The deception, they said once they came back to the United States, was clear: they were never taken to car production plants. Instead, the Japanese took them to places prepared for the visit where they just pretend to build cars. They were just they were never taken to the actual car factories.

Why were the American business leaders so sure they have been deceived? They explained they knew they were not in a car production plant because they place was clean and almost quite in comparison with American plants. Also, there was no inventory, few people (comparatively speaking) worked there, and production was automatized.

Obviously, the business leaders were not deceived. They did visit real Japanese car production plants, but because those plants were so different from the plants in the United States, they were unable to recognize them as real factories. Instead of saying, “We are seeing something new to us”, they said, “They are deceiving us and none of this is real”.

Because they didn’t see the present, they couldn’t see the future either. They were unable to go beyond their preconceived ideas and they never expected the unexpected. They thought that anything not following what they accepted as normal was a deception and an illusion. A new reality was in front of them and they couldn’t see it nor understand it.

The same story is true today day after day in countless lives, minds, and hearts. For many people, schools, churches, offices, families, language, and many other things should be only the way they think those things should be. Anything that differs from those preconceived ideas it is a mistake and those who follow that mistake should be promptly corrected.
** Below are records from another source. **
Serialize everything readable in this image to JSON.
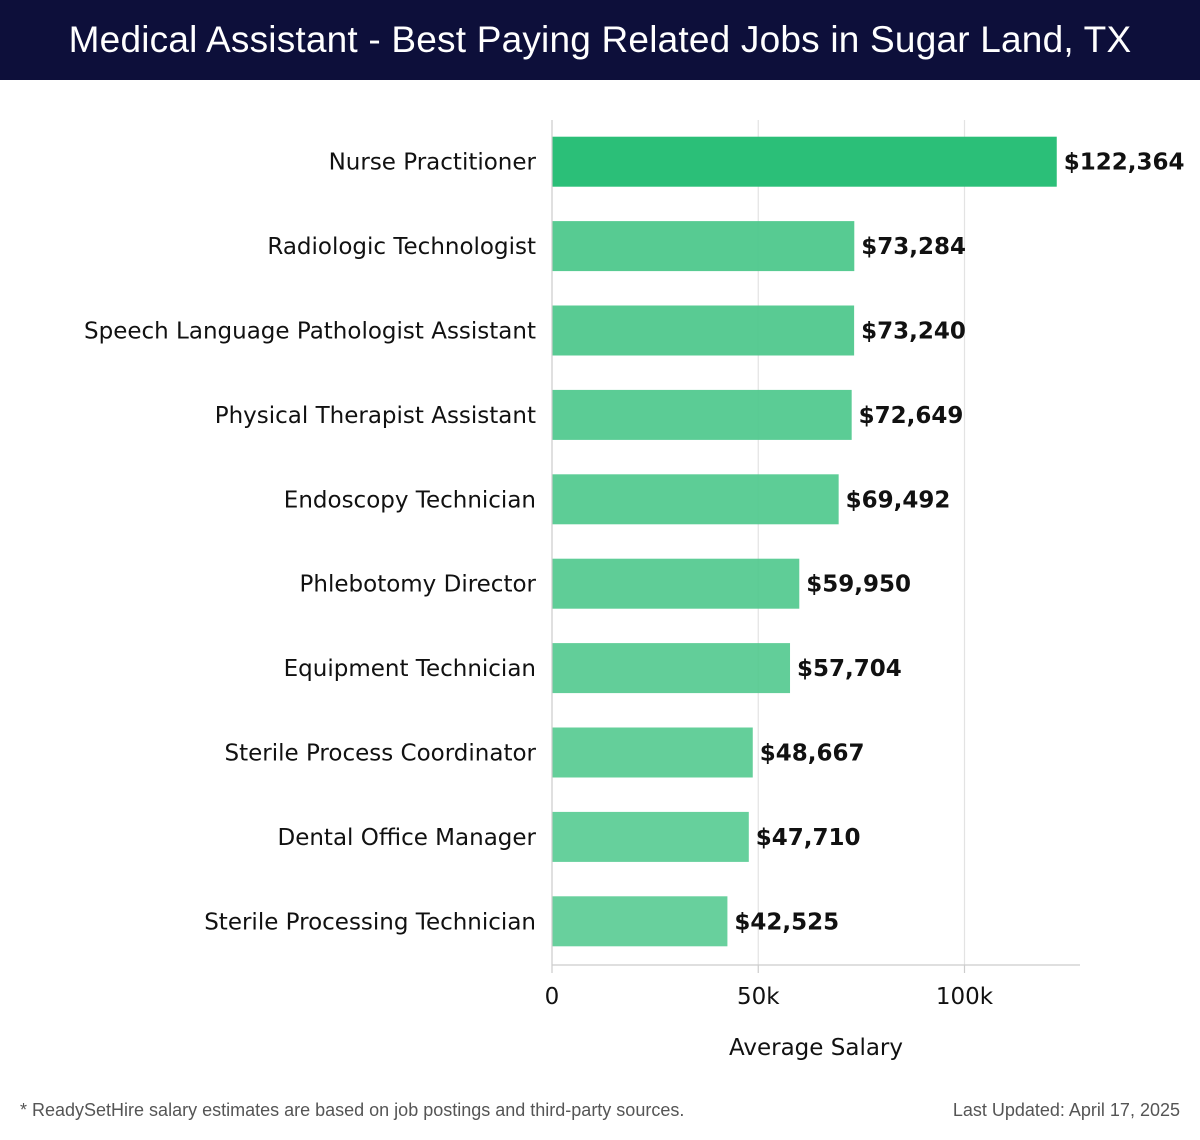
{
  "header": {
    "title": "Medical Assistant - Best Paying Related Jobs in Sugar Land, TX"
  },
  "chart_data": {
    "type": "bar",
    "orientation": "horizontal",
    "title": "Medical Assistant - Best Paying Related Jobs in Sugar Land, TX",
    "xlabel": "Average Salary",
    "ylabel": "",
    "xlim": [
      0,
      128000
    ],
    "x_ticks": [
      {
        "value": 0,
        "label": "0"
      },
      {
        "value": 50000,
        "label": "50k"
      },
      {
        "value": 100000,
        "label": "100k"
      }
    ],
    "grid": "vertical",
    "categories": [
      "Nurse Practitioner",
      "Radiologic Technologist",
      "Speech Language Pathologist Assistant",
      "Physical Therapist Assistant",
      "Endoscopy Technician",
      "Phlebotomy Director",
      "Equipment Technician",
      "Sterile Process Coordinator",
      "Dental Office Manager",
      "Sterile Processing Technician"
    ],
    "values": [
      122364,
      73284,
      73240,
      72649,
      69492,
      59950,
      57704,
      48667,
      47710,
      42525
    ],
    "value_labels": [
      "$122,364",
      "$73,284",
      "$73,240",
      "$72,649",
      "$69,492",
      "$59,950",
      "$57,704",
      "$48,667",
      "$47,710",
      "$42,525"
    ],
    "colors": {
      "top_bar": "#2bbf78",
      "other_bars": "#4ec88c",
      "grid": "#e3e3e3",
      "axis": "#cccccc"
    }
  },
  "footer": {
    "note": "* ReadySetHire salary estimates are based on job postings and third-party sources.",
    "updated": "Last Updated: April 17, 2025"
  }
}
Even worst, they don’t realize that they are closing themselves to the future. They believe they have all the answers and, therefore, there is nothing new to be learned. Those who may have different answers or approaches are simply wrong. End of discussion. It is not that they want to go back to the past: they want to live in past and they want to stop others from leaving the past.

This is neither an abstract observation nor a theoretical complaint. I have seen many times the destructive consequences in the lives of all affected by somebody thinking like the business leaders did in their trip to Japan. And the consequences are even worst in the case of intergenerational relationships.

What prevents our minds and hearts from seeing the present and from connecting with the future? We close our minds and hearts when we base all our listening and understanding on information previously downloaded instead of listening and understanding from the sphere of the totality.